08/06/2026
𝗟𝗲 𝗰𝗼𝗺𝗺𝘂𝗻𝗮𝘂𝘁𝗮𝗶𝗿𝗲 𝗲𝘀𝘁 𝗮̀ 𝗯𝗼𝘂𝘁𝘁𝗲, 𝗲𝘁 𝗹'𝗲́𝘁𝗲́ 𝗻𝗲 𝗰𝗵𝗮𝗻𝗴𝗲 𝗿𝗶𝗲𝗻 𝗮̀ 𝗰̧𝗮
Sous-financement, surcharge, épuisement... les enjeux ne prennent pas de vacances, alors on continue de les nommer. Devant les bureaux de notre députée, le message reste clair et bien visible.
🚨 Le communautaire est à bout de souffle.
Chez Travailleurs de rue de La Tuque, nous avons récemment perdu un financement de 50 000 $. Cette perte nous a forcés à abolir un poste de travailleur de rue, un rôle pourtant essentiel pour accompagner les personnes les plus vulnérables de notre communauté.

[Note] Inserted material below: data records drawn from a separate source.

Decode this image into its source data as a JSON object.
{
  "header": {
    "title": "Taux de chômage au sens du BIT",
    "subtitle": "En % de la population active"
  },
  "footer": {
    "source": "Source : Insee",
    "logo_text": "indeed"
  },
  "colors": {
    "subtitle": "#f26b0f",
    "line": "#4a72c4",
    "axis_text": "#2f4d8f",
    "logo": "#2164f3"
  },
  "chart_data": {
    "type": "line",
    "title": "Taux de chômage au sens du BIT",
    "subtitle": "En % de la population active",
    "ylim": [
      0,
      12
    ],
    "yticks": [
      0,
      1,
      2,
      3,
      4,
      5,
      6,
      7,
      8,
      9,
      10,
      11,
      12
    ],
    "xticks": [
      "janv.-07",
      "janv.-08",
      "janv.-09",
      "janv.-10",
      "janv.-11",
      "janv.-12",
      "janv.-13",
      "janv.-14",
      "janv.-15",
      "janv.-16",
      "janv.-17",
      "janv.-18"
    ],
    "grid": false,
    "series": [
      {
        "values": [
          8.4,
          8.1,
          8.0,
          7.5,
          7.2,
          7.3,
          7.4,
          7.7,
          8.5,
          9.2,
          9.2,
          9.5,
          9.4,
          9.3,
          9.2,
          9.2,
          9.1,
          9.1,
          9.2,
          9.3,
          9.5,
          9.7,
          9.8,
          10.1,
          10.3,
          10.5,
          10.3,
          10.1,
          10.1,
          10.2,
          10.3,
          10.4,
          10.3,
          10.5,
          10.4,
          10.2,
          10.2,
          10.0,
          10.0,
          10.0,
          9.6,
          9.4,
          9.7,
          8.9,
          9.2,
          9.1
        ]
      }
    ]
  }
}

Chaque financement perdu, ce sont des présences en moins sur le terrain. Ce sont des personnes qui auront plus de difficulté à trouver une oreille attentive, du soutien, des ressources ou simplement quelqu'un qui sera là pour elles.
Les organismes communautaires ont besoin de financements récurrents, stables et prévisibles. Sans cette stabilité, nous passons trop de temps à chercher des fonds au lieu d'être là où nous sommes le plus utiles : auprès des gens. Les financements diminues, mais les besoins grandissent! 😢
💙 En nous soutenant, vous ne soutenez pas seulement notre organisme. Vous soutenez toute une communauté.
Ensemble, faisons entendre que les services communautaires ne sont pas un luxe, mais une nécessité.
Merci à toutes les personnes qui croient en notre mission et qui nous appuient, de près ou de loin. Chaque geste compte.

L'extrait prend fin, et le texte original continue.